I Grandaddy non si sono mai sciolti veramente, il loro spirito ha continuato a vivere nei lavori di Jason Lytle che, in fondo, della band era qualcosa di più che il semplice frontman, molto di più. Così come i Grandaddy sono stati molto più che una band “indie”, infatti hanno incarnato perfettamente lo spirito (e l’iconografia) e creato il suono che hanno dato il nome ad un genere che ha segnato e, ineluttabilmente massacrato, un decennio. La California dei garage bassi sotto il sole bianco, l’abbigliamento da boscaioli, le barbe lunghe, la bassa fedeltà applicata ad un’anima pop molto biascicata e svogliata, erano indie. Mentre la California delle bagnine pettorute, delle spiagge assolate, dei costumi sempre più ampi per lui e sempre più risicati per lei, il pop meccanicamente intonato erano mainstream.

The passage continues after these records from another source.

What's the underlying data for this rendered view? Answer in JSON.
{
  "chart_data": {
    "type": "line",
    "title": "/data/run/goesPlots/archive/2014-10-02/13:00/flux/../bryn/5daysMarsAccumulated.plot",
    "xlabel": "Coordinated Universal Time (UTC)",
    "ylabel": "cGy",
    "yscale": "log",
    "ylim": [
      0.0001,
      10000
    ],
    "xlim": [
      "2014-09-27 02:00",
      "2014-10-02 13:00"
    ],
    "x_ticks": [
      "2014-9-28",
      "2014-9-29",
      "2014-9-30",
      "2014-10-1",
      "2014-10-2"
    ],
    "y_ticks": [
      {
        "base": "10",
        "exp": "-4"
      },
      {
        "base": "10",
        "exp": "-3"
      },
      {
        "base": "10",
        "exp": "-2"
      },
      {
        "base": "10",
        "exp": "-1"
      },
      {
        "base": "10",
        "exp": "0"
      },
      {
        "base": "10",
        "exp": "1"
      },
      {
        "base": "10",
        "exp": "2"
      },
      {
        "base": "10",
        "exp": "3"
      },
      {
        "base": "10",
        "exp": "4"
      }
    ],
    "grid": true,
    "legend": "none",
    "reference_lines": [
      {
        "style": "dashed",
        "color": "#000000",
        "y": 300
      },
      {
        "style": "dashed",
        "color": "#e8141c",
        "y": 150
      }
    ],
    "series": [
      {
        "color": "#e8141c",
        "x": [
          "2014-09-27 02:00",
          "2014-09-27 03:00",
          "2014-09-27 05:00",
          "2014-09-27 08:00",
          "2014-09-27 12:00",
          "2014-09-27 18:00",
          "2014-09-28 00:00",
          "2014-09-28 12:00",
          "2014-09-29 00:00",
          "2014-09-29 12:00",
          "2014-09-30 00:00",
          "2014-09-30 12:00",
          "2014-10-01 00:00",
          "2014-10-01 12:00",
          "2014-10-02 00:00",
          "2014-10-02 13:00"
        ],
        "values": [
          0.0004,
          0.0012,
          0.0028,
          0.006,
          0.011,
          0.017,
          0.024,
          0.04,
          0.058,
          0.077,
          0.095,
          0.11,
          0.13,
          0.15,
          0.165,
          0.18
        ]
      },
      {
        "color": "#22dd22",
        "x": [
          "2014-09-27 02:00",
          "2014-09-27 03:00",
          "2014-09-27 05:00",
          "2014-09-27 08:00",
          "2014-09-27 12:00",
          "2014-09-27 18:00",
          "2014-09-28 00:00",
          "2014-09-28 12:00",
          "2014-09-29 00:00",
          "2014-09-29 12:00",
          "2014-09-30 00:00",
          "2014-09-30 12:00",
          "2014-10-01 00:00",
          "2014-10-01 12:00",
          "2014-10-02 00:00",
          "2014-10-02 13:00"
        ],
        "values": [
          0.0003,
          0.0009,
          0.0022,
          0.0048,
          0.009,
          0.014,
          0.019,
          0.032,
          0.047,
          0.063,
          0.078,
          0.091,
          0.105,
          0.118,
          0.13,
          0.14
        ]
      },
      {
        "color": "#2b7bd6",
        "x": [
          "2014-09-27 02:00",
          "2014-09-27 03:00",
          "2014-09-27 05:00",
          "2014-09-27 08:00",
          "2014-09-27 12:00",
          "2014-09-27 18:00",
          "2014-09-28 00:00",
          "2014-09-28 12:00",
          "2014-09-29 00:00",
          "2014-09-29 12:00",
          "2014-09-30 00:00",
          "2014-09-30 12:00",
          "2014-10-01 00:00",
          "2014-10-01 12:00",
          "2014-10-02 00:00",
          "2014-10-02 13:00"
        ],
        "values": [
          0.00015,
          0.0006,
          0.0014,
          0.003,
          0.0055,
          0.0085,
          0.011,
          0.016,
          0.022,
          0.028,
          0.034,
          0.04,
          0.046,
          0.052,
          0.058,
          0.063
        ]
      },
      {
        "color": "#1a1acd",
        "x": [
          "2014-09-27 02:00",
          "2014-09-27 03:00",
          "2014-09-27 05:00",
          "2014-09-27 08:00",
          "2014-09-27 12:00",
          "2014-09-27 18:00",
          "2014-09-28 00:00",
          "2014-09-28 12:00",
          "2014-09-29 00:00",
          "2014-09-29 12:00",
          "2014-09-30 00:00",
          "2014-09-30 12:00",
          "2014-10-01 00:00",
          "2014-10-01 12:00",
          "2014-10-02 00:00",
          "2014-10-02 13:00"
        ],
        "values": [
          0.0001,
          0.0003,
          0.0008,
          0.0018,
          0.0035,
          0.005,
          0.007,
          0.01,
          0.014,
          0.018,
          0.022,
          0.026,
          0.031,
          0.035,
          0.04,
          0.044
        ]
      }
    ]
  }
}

Da quella sorta di guerra fredda non ci siamo ripresi per anni, oggi tutto si è mescolato, tutto si è sinergizzato, non si indossa più una sola divisa perchè si indossano tutte le divise a seconda dei giorni, la raccolta differenziata dello stile che fa rimpiangere le barricate come fossero tenui carezze.
Jason Lytle non ha mai smesso di essere sè stesso, nella vita come dietro al microfono, ha continuato a vestire nello stesso modo, si è trasferito in Montana una volta chiuso il capitolo Grandaddy nel 2006, forse fiaccato dal global warming chissà , e ha continuato ad amare il pop, il folk e l’elettronica minuta, la sua unica, sola e nuda chitarra elettrica. Ha pubblicato così nel 2009 “Yours Truly, The Commuter”, disco a dire il vero deboluccio, uno zuccherino per i fans feriti dalla dipartita della band madre.
“Dept. of Disappearance” smentisce chi pensava ad un inesorabile declino, Jason ha ancora tanto da dire e voglia di fare (aggiungeteci che i Grandaddy sono tornati a suonare insieme). Solo ad un primo ascolto si potrebbe credere che ci si trovi di fronte ad un esercizio di (bello) stile, perchè questa nuova fatica di Lytle è una raccolta di brani incisivi, melodie piene e avvolgenti, robusti pezzi indie rock, ballate struggenti e qua e là qualche bel riff a dare la scossa. Poi quella voce così semplice e confidenziale (qualcuno ha smosso sua maestà Neil Young, non pare una bestemmia) che serve a scuotere gentilmente l’ascoltatore che pensava di andare col pilota automatico e che invece si ritrova a sorridere e godere di un disco bello.